Getting cases to the Supreme Court is hard. It doesn't seem like an exaggeration to say the Court works hardest at not deciding cases, and failing that at not deciding them on fundamental constitutional issues.
The first obstacle is jurisdiction. The Constitution limits the Court to hearing only a few types of appeals. The most important of these are cases where an issue of federal law or the Constitution is at stake. These are mostly cases that have been appealed from state courts (in fact, the Court's successful assertion of its right to review state court decisions regarding federal issues was an important early test of federal power).
Even if a federal issue is at stake, a number of precedents and statutes oblige the Court to reject some cases. In the first place, the case must be ripe. That is, federal law requires that all opportunities for appeal must have been exhausted at the state level before the Supreme Court can take a case. In any event, the federal issue must have been raised as early as possible in the case, unless state appellate courts have allowed it in at a later stage. Finally, the court will generally not review cases that were rejected in state courts on procedural grounds.
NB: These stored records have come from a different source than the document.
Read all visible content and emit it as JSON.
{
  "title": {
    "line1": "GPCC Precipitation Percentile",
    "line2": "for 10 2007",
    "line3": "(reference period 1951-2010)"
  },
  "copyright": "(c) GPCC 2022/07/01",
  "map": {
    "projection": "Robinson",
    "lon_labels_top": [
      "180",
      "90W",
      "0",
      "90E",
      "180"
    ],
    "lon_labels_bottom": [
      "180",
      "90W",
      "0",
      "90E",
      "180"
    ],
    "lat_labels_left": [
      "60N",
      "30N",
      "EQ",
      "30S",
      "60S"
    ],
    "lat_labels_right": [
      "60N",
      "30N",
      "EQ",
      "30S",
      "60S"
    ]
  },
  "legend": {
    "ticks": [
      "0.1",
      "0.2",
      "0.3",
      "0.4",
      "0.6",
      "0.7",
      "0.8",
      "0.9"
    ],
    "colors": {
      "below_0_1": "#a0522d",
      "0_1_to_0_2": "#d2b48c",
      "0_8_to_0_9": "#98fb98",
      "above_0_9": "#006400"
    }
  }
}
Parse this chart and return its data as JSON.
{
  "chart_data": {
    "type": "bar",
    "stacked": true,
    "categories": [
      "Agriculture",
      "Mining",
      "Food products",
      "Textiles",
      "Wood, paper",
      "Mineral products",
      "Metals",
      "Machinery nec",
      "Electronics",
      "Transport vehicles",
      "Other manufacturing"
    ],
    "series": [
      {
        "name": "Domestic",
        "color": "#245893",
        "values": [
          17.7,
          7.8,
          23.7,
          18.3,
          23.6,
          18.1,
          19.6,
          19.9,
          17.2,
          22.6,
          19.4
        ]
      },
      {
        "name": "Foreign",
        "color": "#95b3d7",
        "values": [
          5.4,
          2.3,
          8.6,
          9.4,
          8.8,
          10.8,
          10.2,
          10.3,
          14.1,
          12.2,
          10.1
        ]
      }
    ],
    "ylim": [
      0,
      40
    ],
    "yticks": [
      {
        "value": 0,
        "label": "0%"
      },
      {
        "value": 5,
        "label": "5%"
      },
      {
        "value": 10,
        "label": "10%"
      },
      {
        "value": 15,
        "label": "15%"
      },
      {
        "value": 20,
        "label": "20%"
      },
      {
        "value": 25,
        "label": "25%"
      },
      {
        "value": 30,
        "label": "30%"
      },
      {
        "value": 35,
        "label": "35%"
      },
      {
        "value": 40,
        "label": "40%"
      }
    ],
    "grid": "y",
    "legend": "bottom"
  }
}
In addition to these requirements, a litigant must show a direct personal stake in the case. An adverse decision must be shown to have personally caused the litigant some injury. This shows that he or she has standing to bring the case.
All this may not yet be enough. For the Supreme Court is not generally obliged to hear an appeal, even if it meets all of the tests that would permit a review. The Judges' Bill of 1925 granted the Court discretion to choose among the cases it could legitimately take. The Court issues a writ of certiorari when it decides to hear an appeal, and denies the writ, usually without explanation, when it declines a case.
A refusal of certiorari doesn't always reflect satisfaction with the ruling of a lower court. A case with legal merit may be refused because members of the Court don't think, for one reason or another, that it presents the right opportunity to decide the issue. The facts of the case may be too confusing to serve as the basis of a clear decision. Justices may wish to see further exploration and development of the issue in other cases in lower courts before making a ruling. Sometimes a Justice who sympathizes with the claim will vote to refuse certiorari because of a fear that the case will lose, and so create an adverse precedent.